I see this kind of talk about FDR frequently from the same people on my FB feed who love Bernie, ThinkProgress, etc. It strikes me as ahistorical, unless it is being graded on a curve, like “for the 1930s…”?
Because 1) they don’t produce something or provide a service thus making them a parasitical component of the economy, 2) they’ve ballooned to wield disproportionate power in the economy in the past generation or so, and 3) they have immense power to bring down the economy compared to any other sector.
How about insurance? In both cases, they provide important functions so are not actually parasitical (advertising is more so) but their functions could and should ideally be taken over by the government.
A lot of the time, the financial and insurance sectors along with real estate are lumped together in the FIRE sector of the economy.
Not when people chant “Wall Street, Wall Street”. How many major insurance companies are on Wall Street? (And maybe there are some; so before you list them, what I really mean is how many do people think of as being on Wall Street?
Joseph de Maistre wrote: “Every nation gets the government it deserves.” Have fun with Satan. I’m voting for Bernie as long as possible.
What a pathetically ignorant comment. What, precisely, makes him “sound too old,” and how is your brand of ‘youth’ worthy of anything other than contempt?
He cups his hand to his ear and asks people to speak up, fails to modulate his voice, and then there’s this (mainly #1).
Settle down, I don’t want you to have a stroke before Bernie, and that’s probably imminent at his age.
So what? It’s a shorthand simplifier.
Not a good move for Bernie to dismiss HRC (er, the gay rights group, that is) and Planned Parenthood as “the establishment”. Sounds churlish, and I think that will be a sour note for many of the young women he had been looking like he was doing well at seducing away from Hillary.
It’s ironic that the candidate that inspires the most fervent support within the Democratic Party today is not a young, or female, or racial-minority politician, but…an old white man.
It wold be a landslide Sanders victory.
Bad way of putting it, would have been better to say that those groups are one issue groups that tend to back the establishment candidates for political reasons.
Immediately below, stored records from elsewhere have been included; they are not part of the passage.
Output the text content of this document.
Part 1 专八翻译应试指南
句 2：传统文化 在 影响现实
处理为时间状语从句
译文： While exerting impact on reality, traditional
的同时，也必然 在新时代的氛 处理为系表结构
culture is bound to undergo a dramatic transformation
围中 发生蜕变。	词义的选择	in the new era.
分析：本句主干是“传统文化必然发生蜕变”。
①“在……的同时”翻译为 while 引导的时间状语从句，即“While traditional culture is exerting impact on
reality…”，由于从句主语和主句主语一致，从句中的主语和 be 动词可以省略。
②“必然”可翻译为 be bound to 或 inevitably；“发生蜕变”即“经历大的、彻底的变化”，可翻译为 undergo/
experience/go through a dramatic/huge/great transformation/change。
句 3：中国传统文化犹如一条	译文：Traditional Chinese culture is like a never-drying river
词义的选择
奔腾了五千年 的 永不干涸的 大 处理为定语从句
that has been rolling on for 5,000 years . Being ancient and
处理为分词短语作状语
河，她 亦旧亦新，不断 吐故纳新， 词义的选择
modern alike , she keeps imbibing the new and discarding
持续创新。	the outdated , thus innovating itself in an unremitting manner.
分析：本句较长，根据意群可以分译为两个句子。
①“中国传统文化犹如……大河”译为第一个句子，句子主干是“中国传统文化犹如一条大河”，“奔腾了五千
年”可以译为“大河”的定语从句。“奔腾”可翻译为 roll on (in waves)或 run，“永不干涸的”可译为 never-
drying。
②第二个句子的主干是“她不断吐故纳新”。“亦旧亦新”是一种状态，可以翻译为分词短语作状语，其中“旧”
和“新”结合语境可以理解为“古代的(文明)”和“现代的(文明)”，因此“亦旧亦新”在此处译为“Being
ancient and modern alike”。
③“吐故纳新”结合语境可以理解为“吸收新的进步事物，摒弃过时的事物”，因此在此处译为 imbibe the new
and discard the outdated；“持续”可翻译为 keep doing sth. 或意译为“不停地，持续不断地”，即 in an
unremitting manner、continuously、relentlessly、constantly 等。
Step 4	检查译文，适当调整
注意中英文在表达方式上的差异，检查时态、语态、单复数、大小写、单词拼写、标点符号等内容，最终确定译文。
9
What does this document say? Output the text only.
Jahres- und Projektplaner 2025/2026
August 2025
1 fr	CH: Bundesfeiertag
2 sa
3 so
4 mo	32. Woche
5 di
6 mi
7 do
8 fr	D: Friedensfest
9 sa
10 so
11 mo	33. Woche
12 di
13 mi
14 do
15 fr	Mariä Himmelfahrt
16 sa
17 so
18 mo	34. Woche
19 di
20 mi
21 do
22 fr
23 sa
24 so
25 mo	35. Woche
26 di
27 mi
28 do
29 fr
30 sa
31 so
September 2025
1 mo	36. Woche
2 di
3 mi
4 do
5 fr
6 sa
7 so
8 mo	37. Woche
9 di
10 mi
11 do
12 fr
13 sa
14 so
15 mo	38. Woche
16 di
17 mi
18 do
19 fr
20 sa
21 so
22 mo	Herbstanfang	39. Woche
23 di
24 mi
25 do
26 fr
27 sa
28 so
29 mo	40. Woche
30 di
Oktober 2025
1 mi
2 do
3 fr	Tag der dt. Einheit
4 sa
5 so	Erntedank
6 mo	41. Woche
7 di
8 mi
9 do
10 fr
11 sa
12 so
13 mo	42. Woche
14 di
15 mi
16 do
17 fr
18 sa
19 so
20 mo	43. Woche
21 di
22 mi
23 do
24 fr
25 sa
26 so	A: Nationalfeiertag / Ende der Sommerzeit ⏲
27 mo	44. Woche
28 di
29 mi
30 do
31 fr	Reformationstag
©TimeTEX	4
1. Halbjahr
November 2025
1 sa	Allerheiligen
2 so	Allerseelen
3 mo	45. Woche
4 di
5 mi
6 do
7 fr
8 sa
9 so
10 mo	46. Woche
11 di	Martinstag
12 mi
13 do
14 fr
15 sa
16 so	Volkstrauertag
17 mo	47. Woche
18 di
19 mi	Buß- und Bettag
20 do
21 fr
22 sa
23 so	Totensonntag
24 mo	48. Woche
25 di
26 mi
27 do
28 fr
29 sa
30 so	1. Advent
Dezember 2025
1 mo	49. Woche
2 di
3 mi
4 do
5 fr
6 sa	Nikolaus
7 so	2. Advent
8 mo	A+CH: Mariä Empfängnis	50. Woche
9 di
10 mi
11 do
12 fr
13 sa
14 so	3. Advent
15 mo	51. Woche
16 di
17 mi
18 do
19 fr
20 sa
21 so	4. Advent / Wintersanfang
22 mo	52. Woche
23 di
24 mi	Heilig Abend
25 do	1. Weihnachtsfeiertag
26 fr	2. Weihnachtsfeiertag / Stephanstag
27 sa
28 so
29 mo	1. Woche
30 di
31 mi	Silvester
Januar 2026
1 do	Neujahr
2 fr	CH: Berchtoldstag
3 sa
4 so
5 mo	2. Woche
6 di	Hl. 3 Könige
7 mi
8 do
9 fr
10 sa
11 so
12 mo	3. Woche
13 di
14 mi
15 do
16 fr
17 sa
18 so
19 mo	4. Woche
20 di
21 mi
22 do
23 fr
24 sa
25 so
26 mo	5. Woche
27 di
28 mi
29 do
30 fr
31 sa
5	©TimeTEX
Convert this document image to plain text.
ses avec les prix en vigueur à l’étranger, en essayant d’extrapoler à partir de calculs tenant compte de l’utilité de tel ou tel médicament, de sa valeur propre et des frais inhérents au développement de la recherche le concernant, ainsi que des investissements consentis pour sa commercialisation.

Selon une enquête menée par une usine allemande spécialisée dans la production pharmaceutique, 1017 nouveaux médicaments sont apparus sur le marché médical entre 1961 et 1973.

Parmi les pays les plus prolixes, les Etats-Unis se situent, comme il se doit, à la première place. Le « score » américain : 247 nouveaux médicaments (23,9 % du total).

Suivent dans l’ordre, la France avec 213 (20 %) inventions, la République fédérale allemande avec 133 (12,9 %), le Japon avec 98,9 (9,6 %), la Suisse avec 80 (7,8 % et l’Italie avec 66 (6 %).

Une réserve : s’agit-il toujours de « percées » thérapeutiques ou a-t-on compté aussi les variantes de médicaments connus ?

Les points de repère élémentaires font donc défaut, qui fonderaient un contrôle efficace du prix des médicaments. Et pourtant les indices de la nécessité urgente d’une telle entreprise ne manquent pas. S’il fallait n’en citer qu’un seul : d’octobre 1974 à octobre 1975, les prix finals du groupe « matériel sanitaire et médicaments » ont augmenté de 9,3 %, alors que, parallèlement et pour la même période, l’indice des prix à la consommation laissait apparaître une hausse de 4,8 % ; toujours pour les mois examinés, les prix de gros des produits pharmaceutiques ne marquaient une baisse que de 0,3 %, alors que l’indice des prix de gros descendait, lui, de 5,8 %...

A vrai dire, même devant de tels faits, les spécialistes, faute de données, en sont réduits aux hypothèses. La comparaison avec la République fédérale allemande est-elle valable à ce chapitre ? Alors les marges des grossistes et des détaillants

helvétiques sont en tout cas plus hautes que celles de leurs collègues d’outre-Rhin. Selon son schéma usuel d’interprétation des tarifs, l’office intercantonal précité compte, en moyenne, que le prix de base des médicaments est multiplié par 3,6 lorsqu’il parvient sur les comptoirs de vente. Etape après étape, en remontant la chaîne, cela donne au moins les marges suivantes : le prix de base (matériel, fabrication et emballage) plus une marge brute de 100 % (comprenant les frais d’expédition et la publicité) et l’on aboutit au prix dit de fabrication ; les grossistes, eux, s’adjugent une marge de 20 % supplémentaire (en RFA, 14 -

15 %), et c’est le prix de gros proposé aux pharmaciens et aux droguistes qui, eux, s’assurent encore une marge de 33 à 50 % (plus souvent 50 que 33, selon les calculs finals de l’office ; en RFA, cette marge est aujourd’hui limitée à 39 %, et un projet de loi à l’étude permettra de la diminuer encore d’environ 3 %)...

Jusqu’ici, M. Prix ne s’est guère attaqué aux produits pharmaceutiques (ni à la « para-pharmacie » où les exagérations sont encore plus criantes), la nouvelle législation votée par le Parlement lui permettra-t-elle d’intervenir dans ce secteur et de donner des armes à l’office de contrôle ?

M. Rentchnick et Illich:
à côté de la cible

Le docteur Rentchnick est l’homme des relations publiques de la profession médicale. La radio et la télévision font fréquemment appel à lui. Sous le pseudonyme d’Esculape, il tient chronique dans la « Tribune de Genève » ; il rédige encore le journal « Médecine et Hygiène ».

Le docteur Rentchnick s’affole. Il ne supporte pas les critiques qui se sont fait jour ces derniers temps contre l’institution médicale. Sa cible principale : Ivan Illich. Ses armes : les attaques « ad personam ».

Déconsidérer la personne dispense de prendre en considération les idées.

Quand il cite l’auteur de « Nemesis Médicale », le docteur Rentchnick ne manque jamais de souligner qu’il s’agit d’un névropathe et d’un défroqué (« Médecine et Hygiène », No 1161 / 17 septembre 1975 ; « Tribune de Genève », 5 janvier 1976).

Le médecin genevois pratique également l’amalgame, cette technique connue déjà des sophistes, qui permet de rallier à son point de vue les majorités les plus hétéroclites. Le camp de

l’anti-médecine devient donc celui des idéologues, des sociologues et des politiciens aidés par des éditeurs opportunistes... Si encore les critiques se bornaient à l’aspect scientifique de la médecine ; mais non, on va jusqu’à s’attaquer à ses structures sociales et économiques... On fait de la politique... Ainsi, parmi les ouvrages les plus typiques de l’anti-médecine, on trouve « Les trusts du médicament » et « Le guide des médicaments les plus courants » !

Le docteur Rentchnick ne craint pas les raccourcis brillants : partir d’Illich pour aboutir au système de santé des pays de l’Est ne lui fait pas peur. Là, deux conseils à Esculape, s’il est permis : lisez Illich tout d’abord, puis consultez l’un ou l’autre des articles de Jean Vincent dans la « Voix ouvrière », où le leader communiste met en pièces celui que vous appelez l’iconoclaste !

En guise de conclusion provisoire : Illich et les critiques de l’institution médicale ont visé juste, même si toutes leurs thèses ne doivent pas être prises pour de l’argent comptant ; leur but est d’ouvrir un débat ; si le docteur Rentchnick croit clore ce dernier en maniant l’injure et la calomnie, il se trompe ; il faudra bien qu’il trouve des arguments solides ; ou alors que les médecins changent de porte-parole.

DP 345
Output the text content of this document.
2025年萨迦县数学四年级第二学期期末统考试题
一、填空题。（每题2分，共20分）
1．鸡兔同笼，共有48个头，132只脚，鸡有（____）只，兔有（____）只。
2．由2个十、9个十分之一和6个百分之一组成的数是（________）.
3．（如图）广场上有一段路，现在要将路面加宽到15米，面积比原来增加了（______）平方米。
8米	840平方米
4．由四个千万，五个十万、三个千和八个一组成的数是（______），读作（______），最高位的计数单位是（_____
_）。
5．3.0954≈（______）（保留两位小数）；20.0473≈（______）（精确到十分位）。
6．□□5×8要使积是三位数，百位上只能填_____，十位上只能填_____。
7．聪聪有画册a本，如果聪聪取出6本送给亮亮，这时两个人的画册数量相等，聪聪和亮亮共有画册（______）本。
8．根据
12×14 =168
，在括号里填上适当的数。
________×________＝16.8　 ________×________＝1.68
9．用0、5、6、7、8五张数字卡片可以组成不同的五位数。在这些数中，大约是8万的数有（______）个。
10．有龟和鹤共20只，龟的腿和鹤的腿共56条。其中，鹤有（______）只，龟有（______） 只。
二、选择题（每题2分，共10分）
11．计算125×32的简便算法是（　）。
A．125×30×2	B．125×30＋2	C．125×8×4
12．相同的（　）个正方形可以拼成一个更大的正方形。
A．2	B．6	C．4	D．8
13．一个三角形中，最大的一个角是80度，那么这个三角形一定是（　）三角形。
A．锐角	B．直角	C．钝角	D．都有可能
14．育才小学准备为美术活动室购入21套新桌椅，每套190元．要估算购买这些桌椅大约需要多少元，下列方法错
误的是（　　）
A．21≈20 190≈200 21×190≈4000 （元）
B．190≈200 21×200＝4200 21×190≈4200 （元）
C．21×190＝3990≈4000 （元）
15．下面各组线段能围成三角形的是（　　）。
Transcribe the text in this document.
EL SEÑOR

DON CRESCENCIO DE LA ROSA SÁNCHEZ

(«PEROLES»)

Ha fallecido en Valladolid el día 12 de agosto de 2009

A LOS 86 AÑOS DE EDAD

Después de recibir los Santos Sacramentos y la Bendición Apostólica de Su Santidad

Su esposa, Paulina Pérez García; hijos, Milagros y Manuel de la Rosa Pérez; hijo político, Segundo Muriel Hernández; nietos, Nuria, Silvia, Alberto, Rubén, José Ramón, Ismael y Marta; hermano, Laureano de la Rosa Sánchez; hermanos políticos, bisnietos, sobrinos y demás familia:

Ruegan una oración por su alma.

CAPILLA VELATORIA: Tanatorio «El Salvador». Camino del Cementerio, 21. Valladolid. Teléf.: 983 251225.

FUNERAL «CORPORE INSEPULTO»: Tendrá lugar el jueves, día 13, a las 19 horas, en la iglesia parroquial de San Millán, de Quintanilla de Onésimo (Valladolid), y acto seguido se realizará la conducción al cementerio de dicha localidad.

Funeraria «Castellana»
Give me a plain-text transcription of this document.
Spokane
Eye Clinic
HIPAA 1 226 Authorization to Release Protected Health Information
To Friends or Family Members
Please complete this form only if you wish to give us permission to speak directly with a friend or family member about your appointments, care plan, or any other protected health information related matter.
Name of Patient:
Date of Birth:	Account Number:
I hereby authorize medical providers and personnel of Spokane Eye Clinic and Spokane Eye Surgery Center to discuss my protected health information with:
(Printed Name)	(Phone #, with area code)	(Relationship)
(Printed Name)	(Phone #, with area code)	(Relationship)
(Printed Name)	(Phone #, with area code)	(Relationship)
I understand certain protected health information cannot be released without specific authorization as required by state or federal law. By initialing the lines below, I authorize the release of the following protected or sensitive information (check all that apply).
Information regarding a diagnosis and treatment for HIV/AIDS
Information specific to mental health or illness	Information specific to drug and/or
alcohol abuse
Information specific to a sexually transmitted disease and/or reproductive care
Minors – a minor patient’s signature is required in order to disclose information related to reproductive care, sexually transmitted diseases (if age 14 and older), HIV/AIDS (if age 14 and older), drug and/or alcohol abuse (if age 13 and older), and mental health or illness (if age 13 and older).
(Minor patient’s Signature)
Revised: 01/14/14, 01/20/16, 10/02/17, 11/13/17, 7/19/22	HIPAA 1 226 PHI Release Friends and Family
Meanwhile, David Brock may have changed sides, but he sure hasn’t changed his stripes:
What’s funny is that “America” ad, while definitely portraying “overwhelmingly white” crowds, actually looks to me to have assembled every shot available of Bernie with a brownish person. Also every time Bernie has ever actually smiled.
A more informed take on why the extreme disparity in these poll results, at least looking at Iowa: polling technique. The difference is that polls that use “random digit dialing — a kind of poll that contacts all types of adults, including those who are unregistered” more often put Sanders ahead but those that use registered voters only (or those who have previously caucused, or those who are definitely going to), not. Yes it breaks down into age demographic, with Sanders’ popularity among younger Democrats giving him a lead in random dialing polls but losing among the registered, previous, and definitely planning to vote, voters.
Will he get them to vote on caucus day? Or not?
The gold standard in Iowa is Ann Selzer’s polling. All others can be safely ignored.
If one believes that then the last Iowa result is +2 Clinton … close. And Cruz by +3.
Personally I’ll guess the spreads will be bigger than that for each. But Ann Selzer I aint.
Here’s where the money is.
2016 US PRESIDENTIAL ELECTION - NEXT PRESIDENT OF THE UNITED STATES
Odds as of January 25 at Bovada
Hillary Clinton EVEN
Donald Trump +200
Bernie Sanders +350
Marco Rubio +1000
Ted Cruz +1400
Jeb Bush +3300
Chris Christie +5000
John Kasich +5000
Carly Fiorina +12500
Ben Carson +20000
Ooh, can one bet against Trump with a similar line?